Division of Biological Sciences

Division of Biological Sciences

Amy Pasquinelli

Amy Pasquinelli

Associate Professor
Section of Molecular Biology, UCSD

e-mail: apasquin@biomail.ucsd.edu
Lab Homepage: Pasquinelli Lab

The recent discovery of microRNAs (miRNAs) has revolutionized our understanding of gene control. Genetic studies in the nematode Caenorhabditis elegans (Figure 1) revealed the first members of what we now recognize as an extensive family of regulatory RNAs that exist in all multicellular organisms. Already there is evidence that specific miRNAs play key roles in controlling development, stem cell fates and neuronal differentiation, and mutations in human miRNA genes have been linked to oncogenic and disease states. The Pasquinelli lab couples C. elegans genetics with molecular and biochemical techniques to understand the basic mechanisms of miRNA expression and function and to elucidate the biological roles of specific miRNAs in cellular differentiation programs.

figure 1

    How is the expression of miRNAs regulated? MiRNA genes typically encode long primary transcripts (pri-miRNAs) that undergo multiple processing steps to generate the mature ~22 nucleotide miRNA (Figure 2). Many miRNA genes are expressed at precise times in development and in specific tissues. To understand how these temporal and spatial expression patterns are achieved, we study the transcriptional and processing events that cooperate to produce specific miRNAs at the right time and in the right place.

figure 2

    How do miRNAs regulate gene expression? The miRNAs regulate specific genes by partially base-pairing to complementary sequences in the messenger RNAs (mRNAs) of protein-coding genes (Figure 2). The human genome contains over 500 different miRNA genes, each of which may directly regulate hundreds of protein coding genes. To help elucidate how miRNAs find and regulate targets with limited sequence complementarity, we focus on specific miRNA genes in C. elegans and use molecular and genetic experiments to identify potential targets. We also subject these candidate target genes to bioinformatic analyses to uncover the regulatory motifs. Regulation by miRNAs can result in degradation or translational repression of the target mRNA (Figure 2), but the molecular mechanisms behind these inhibitory strategies are not well understood. By studying defined miRNA and target pathways in C. elegans, my lab hopes to help unravel the novel modes of gene regulation guided by miRNAs.

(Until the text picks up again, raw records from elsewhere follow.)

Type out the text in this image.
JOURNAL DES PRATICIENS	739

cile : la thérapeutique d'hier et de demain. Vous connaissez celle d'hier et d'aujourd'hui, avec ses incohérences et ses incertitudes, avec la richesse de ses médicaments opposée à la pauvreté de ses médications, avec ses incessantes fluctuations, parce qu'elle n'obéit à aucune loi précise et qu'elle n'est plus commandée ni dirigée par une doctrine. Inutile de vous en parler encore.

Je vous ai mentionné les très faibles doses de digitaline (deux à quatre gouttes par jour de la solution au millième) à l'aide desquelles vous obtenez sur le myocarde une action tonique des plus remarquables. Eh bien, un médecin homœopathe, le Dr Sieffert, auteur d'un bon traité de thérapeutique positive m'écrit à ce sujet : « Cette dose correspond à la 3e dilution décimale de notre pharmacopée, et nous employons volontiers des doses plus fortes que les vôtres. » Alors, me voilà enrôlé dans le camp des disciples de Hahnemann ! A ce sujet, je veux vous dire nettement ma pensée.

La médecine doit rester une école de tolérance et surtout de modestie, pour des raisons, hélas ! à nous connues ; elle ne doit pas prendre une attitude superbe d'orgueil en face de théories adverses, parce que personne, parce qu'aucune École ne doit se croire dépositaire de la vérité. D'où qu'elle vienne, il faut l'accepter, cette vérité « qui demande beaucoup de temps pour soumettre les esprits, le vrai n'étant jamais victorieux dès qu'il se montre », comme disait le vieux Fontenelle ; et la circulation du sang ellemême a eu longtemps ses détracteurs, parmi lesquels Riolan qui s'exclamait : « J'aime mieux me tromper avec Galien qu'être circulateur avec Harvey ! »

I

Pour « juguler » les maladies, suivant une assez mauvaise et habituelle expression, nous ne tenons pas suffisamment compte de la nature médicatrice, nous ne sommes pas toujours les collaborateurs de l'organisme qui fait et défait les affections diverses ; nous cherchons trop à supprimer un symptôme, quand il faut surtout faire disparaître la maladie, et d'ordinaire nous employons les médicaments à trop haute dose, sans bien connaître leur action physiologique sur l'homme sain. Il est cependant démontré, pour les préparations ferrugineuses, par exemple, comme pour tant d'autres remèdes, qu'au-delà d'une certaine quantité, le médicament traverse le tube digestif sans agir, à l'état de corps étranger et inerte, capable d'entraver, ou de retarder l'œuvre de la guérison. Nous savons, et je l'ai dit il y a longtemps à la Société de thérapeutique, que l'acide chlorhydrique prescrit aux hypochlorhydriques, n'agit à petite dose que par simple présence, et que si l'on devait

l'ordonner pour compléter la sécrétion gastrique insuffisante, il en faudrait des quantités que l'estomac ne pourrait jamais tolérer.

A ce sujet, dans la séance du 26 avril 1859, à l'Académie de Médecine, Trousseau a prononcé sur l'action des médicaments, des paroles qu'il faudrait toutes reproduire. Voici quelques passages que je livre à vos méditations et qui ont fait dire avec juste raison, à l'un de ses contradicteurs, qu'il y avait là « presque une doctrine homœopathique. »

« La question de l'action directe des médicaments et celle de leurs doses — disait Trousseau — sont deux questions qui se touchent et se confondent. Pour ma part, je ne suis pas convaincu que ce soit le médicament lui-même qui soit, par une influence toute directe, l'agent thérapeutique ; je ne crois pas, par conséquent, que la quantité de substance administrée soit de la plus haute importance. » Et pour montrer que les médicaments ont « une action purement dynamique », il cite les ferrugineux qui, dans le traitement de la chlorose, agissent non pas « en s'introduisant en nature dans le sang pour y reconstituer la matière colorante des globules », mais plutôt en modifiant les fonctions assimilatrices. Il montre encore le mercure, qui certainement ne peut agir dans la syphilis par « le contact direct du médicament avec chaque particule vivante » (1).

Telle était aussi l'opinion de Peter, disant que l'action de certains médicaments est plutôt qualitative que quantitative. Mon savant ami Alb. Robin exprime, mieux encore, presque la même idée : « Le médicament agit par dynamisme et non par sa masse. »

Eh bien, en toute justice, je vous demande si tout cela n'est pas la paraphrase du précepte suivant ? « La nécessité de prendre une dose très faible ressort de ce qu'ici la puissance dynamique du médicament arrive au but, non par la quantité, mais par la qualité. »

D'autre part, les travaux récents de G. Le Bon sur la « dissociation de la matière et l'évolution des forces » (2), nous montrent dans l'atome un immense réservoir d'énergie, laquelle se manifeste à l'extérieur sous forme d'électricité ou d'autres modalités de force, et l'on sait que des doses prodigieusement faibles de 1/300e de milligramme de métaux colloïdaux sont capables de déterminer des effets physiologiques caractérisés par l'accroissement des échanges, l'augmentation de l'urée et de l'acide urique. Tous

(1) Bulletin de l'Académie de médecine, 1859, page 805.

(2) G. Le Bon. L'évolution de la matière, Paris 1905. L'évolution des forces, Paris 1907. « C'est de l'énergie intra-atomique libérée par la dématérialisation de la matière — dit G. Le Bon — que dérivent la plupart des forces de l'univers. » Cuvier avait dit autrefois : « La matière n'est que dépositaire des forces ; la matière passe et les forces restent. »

    What is the biological function of miRNA regulatory pathways? Some miRNA genes, like let-7, are essential for normal development (Figure 1). The let-7 miRNA and its temporally regulated expression pattern are widely conserved across animal phylogeny and misexpression of this miRNA has been linked to cancer in humans. A goal of our studies on the worm let-7 gene is to understand the broad role let-7 plays in cellular differentiation events across species.

Bagga S, Bracht J, Hunter S, Massirer K, Holtz J, Eachus R, Pasquinelli AE. Regulation by let-7 and lin-4 miRNAs results in target mRNA degradation. Cell. 2005 122(4):553-63.

Bracht J, Hunter S, Eachus R, Weeks P, Pasquinelli AE. Trans-splicing and polyadenylation of let-7 microRNA primary transcripts. RNA. 2004 10:1586-1594.

Chendrimada TP, Finn KJ, Ji X, Baillant D, Gregory RI, Liebhaber SA, Pasquinelli AE, Shiekhattar R. MicroRNA silencing through RISC recruitment of eIF6. Nature 2007 447:823-828.

Holtz J, Pasquinelli AE. Uncoupling of lin-14 mRNA and protein repression by nutrient deprivation in Caenorhabditis elegans. RNA. 2008 in press.

Massirer K, Pasquinelli AE. The evolving role of microRNAs in animal gene expression. BioEssays 2006 28:449-452.

Pasquinelli AE, Hunter S, Bracht J. MicroRNAs: a developing story. Curr Opin Genet Dev. 2005 Apr;15(2):200-5.

Pasquinelli AE. MicroRNAs: a Small Contribution from Worms. In RNA Interference Technology: From Basic Science to Drug Development, ed. K Appasani. Cambridge, UK: Cambridge University Press. 2005. p69-83.

    Amy Pasquinelli received her Ph.D. in Biomolecular Chemistry from the University of Wisconsin-Madison and was a Helen Hay Whitney Postdoctoral Fellow in the Genetics Department at Harvard Medical School. Since joining the faculty in 2003, she has been named a Keck Distinguished Young Scholar in Medical Research, a Searle Scholar, a V Foundation for Cancer Research Scholar, an Emerald Foundation Scholar and a Rosalind Franklin Young Investigator.